Credit law change backfires

In late December 2019, with no fuss and only minor dissension, Parliament passed the Credit Contracts Legislation Amendment Act.

Like most laws Parliament enacts, it had the best of intentions.

As the then Commerce and Consumer Affairs Minister Kris Faafoi said in his third reading speech, vulnerable people were suffering severe harm due to being targeted by "predatory" lenders.

That was why regulations were being tightened, so pay day lenders and mobile traders - often the last resort for people unable to obtain credit from trading banks and other registered lenders - had to ensure the people they advanced money could pay it back.

Almost all subsequent speakers focused on the usurious interest rates some unwitting borrowers had been forced to pay by unscrupulous lenders and commended the Bill to the House.

Few doubted that Parliament had done a good thing, and it was expected that a review of the new law scheduled for three years’ time would show that the vulnerable poor had now been afforded much needed protection.

But that review has had to be accelerated by the now Commerce Minister, Dunedin MP David Clark, after a series of articles in the Otago Daily Times which have highlighted that the law change is having a much broader impact than MPs expected.

The law came into effect on December 1 last year, so as to give lenders time to change their procedures to comply with it.

The law changes included amendments to the responsible lending code, which required lenders to do more due diligence about their customers before granting credit or a loan.

Just a matter of days later, consumers rebelled at what they perceived as overly-intrusive, downright invasive, and seemingly arbitrary provisions that they were now having to navigate.

Dunedin mortgage brokers revealed they had warned clients perceived over-expenditure on things like takeaways or coffee could disqualify them from securing a loan, and a Dunedin woman spoke out after a loan application was turned down after her bank questioned a $187 Christmas shopping trip to Kmart in Invercargill and her husband’s daily trip to the dairy to buy a drink while at work.

A Dunedin mother said she was told by a bank it would only consider giving her a mortgage if she returned to work within 90 days of giving birth.

Perhaps unsurprisingly, mortgage approval rates in Otago and Southland dropped by 6.5% the month after the new lending rules came into effect.

Was this a matter of unintended consequences, or should MPs have seen this coming?

There seems little doubt MPs did not have the inconsequential day-to-day spending of the majority of people in mind when they legislated, but they were most certainly warned that exactly what has happened could come to pass.

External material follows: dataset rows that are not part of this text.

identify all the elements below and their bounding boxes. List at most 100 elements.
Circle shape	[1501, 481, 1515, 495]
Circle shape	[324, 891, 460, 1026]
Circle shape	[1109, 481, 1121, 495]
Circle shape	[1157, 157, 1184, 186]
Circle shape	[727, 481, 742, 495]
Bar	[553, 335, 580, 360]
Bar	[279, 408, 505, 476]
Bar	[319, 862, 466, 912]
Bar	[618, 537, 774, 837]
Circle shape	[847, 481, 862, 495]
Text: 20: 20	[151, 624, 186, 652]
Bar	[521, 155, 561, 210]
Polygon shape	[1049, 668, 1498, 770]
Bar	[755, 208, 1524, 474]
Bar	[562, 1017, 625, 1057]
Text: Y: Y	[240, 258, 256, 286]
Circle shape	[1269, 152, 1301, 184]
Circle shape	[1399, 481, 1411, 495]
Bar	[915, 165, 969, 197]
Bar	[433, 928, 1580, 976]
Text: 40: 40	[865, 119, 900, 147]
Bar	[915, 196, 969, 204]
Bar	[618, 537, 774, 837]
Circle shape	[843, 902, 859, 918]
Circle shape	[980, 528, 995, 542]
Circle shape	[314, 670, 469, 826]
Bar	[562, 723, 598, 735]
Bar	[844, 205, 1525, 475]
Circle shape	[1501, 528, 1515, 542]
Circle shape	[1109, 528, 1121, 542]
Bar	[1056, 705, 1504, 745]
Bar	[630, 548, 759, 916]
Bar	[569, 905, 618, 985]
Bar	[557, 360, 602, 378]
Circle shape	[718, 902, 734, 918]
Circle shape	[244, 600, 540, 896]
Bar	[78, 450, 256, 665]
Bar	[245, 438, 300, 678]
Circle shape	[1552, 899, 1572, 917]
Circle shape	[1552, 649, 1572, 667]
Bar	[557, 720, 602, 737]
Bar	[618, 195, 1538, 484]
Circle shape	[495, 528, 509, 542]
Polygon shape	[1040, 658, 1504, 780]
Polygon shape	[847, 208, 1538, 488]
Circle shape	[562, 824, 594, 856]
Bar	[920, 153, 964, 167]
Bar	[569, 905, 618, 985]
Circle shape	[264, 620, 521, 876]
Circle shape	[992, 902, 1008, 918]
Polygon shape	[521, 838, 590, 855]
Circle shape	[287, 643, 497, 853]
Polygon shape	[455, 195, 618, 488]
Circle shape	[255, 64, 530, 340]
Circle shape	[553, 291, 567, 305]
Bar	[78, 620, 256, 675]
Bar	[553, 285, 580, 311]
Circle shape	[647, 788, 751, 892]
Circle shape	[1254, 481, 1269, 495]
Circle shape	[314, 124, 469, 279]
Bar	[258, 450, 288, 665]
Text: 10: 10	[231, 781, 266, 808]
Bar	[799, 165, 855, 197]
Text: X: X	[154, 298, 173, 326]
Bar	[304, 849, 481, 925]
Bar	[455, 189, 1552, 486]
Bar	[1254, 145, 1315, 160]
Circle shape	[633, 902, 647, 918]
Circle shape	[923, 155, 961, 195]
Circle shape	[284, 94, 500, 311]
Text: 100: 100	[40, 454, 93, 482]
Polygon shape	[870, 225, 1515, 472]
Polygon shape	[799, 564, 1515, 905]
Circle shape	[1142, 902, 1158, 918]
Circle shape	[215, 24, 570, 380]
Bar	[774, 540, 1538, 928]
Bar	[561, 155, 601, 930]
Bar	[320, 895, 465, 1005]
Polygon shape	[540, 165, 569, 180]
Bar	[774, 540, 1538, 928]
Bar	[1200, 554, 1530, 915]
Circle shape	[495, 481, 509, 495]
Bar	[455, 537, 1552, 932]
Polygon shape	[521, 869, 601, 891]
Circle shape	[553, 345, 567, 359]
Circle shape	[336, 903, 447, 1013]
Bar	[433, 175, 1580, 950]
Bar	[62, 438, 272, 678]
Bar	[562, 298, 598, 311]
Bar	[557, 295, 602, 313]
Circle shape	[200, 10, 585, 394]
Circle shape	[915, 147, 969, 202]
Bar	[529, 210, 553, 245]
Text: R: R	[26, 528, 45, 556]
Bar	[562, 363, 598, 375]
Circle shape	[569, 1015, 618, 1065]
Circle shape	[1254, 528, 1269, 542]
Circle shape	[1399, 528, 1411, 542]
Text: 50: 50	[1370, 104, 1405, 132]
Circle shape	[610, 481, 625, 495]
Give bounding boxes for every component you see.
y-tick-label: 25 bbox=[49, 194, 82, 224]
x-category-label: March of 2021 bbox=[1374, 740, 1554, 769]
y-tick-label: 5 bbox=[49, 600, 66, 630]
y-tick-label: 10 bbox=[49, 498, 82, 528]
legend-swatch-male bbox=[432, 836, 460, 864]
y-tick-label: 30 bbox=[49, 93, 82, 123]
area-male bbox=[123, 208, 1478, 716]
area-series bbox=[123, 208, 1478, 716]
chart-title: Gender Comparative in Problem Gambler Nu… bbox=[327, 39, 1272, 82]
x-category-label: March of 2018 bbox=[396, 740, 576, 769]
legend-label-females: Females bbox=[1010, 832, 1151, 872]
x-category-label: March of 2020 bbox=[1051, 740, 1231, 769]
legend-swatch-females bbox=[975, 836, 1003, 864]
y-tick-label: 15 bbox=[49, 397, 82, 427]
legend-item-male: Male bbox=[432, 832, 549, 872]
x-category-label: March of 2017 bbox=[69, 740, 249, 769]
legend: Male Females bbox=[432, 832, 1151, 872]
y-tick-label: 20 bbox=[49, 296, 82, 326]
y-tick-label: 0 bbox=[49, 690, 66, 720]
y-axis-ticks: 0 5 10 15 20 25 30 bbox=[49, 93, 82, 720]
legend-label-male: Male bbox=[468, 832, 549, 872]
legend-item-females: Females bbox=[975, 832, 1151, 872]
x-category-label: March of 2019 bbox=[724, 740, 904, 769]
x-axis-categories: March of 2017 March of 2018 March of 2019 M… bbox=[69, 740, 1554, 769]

In its select committee submission the Bank of New Zealand warned against "prescriptive requirements" and urged that lenders be able to retain the right of discretion.

ANZ was concerned that there should be balance between responsible lending and access to credit, and worried that "in seeking to encourage compliance, the Bill will unintentionally restrict access to credit for those most in need."

MPs seem to have had their eyes firmly fixed on the centre of the target - the predatory lender - but fired away with a blunderbuss and hit the entire banking and lending sector in the process.

First home buyers, already facing a steep uphill battle to obtain a mortgage in a red-hot property market, now face a new high hurdle to clear.

Likewise, established property owners with a history of meeting their mortgage payments now have to leap through extra hoops to borrow, and small businesses are also battling to obtain short-term credit.

The law changes were not expected to create an impediment to business as normal, but they appear to have done just that.

It might afford the Government some small level of embarrassment but it needs to fix this, and fast.

Parasitic lending should be stamped out, but the Credit Contracts Legislation Amendment Act seems to be too big and too blunt an instrument to achieve that end.

Comments

"but fired away with a blunderbuss"
This is what your typical SJW (social justice warrior) does
Filled with their own self-righteousness and contempt they fail to see the damage they do. Their lack of understanding of human nature and how our society actually operates only serves to reinforce their ideological view of any issue and as always, they fall back on their "good intentions" as an excuse for their ignorance, to maintain their virtue
This corrupt thinking is evident in our schools, universities, and legal systems.
It has invaded our family law and social support networks, yet statical facts such child homicide, suicide, single parent families, homelessness, loneliness, depression, lack of belief in our society or a positive future, leaves the SJW more committed to "making a difference" rather than contemplating their part in creating the current social construct
Aleksandr Solzhenitsyn's, The Gulag Archipelago should be compulsory reading for all university students studying the humanities and political types
The Marxist derived Postmodernist ideology underpins our current social construct and the outcomes are well documented in 20th Century history

Mainstream banks are already regulated by the Reserve Bank etc. This bill is aimed at loan sharks and small time lenders.